The Cleveland Browns find themselves at a pivotal crossroads this offseason - and it all revolves around the quarterback position. With Deshaun Watson returning to full health, the obvious question is whether the Browns hand the reins back to their high-priced veteran, or if they lean into the promise of rookie Shedeur Sanders, who flashed enough intrigue in 2025 to make this a real conversation. There’s also the ever-present possibility that Cleveland dips into the free agent pool or looks to the draft for a fresh face.
New head coach Todd Monken, introduced earlier this week, didn’t tip his hand. When asked directly about Sanders - who, despite a rocky season, earned a Pro Bowl nod as an alternate - Monken kept things open-ended, saying the starting job is “still to be determined.”
That’s not exactly a ringing endorsement, but it’s not a dismissal either. And it leaves the door wide open for debate, both inside the building and out.
One voice not shy about his stance? Hall of Fame running back Emmitt Smith. During a passionate appearance on Up & Adams, Smith didn’t hold back his belief that Sanders should be QB1 in Cleveland.
“What does Cleveland have? Absolutely nothing,” Smith said, clearly frustrated with the ambiguity surrounding the Browns' quarterback situation. “So what’s the debate?”
Smith pointed to Sanders’ eight-game stretch in 2025 as enough evidence to make the call. “I haven’t seen anyone else earn the right to be that, but him,” he said.
“And he hasn’t played enough, and they haven’t given him enough chances to be on the football field. And when he’s on the football field, they feel better.
They look better.”
Smith’s connection to Sanders goes deeper than just tape and stats. He played alongside Deion Sanders during their Dallas Cowboys days, so he’s known Shedeur since he was a kid. According to Smith, that upbringing - being around greatness and learning from one of the most dynamic athletes the NFL has ever seen - has shaped Shedeur into a confident, driven competitor.
“The team believes different. His energy is different.
His swag is different. His level of confidence is different,” Smith said.
“Notice I said confidence. I didn’t say nothing about arrogance.”
That kind of belief - not just in himself, but radiating throughout the locker room - is what Smith sees as the intangible edge Sanders brings to the table. “He’s not walking out there thinking, ‘Can I do it?’
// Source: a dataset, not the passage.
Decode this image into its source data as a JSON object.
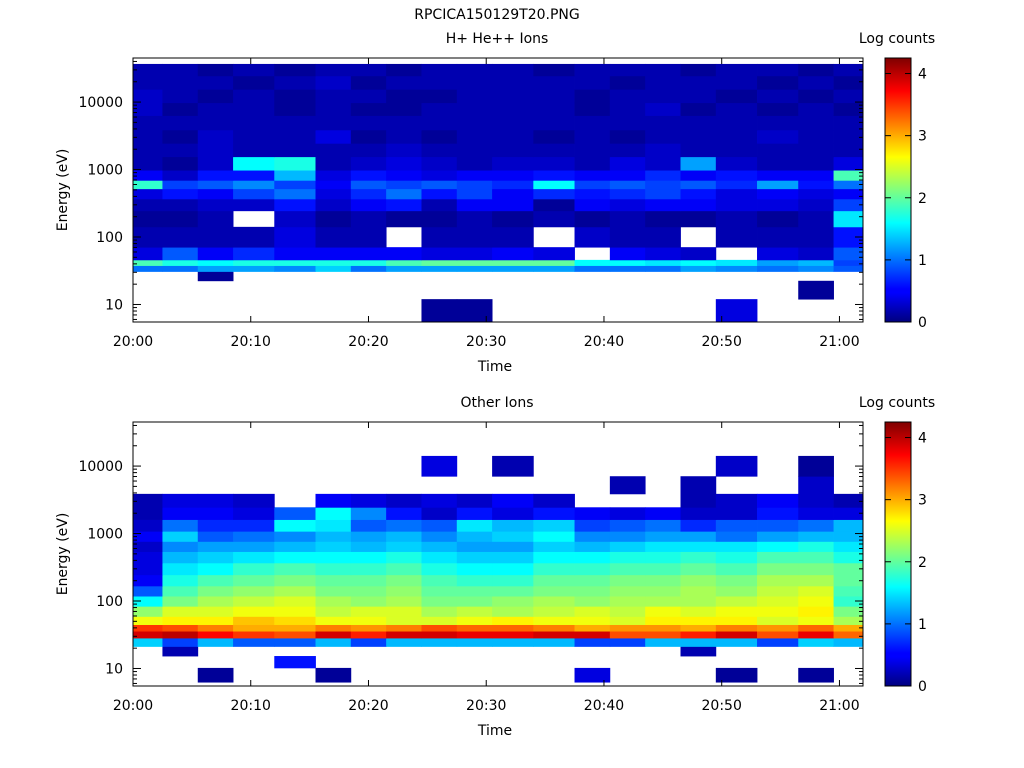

or ‘Do I have the possibility to do it?’ No.
He’s going to make it happen.”
Now, let’s talk about the numbers. Sanders’ rookie season was far from perfect.
He finished 3-4 as a starter, completing 56.6% of his passes for 1,400 yards, with seven touchdowns and 10 interceptions. That’s a tough stat line, especially the interception count - which led the league over the final eight weeks.
And to be clear, his 56.6% completion rate ranked near the bottom among starting quarterbacks.
But context matters. Sanders started the year buried on the depth chart behind Joe Flacco and Dillon Gabriel.
He didn’t get his first start until Week 12 against the Raiders - and he made it count. In a 24-10 win, he went 11-of-20 for 209 yards, a touchdown, and a pick.
That win made him the first Browns quarterback to win his debut start since 1995 - a wild stat that says as much about the franchise’s history as it does about Sanders’ performance.
After that, things got bumpier. The interceptions piled up, and the accuracy issues became more pronounced.
But for a rookie who was never expected to see the field in Year 1, Sanders showed enough flashes to suggest there’s something to build on. He was, statistically, one of the league’s worst starting quarterbacks in 2025 - but he also outperformed expectations based on where he was drafted.
That’s not nothing.
This is where the Browns have to make a critical evaluation. Do they see Sanders as a long-term answer who just needs time and reps to develop?
Or do they default back to Watson, hoping he can finally deliver on the franchise-altering investment they made in him? Monken’s arrival adds another wrinkle - new coach, new offense, new evaluation process.
One thing’s for sure: the Browns can’t afford to get this decision wrong. With a defense that’s ready to win now and a fan base starving for consistency under center, the quarterback choice this offseason could define the next few years in Cleveland. Whether it’s the veteran, the rookie, or someone not even on the roster yet, the Browns have a franchise-shaping decision ahead.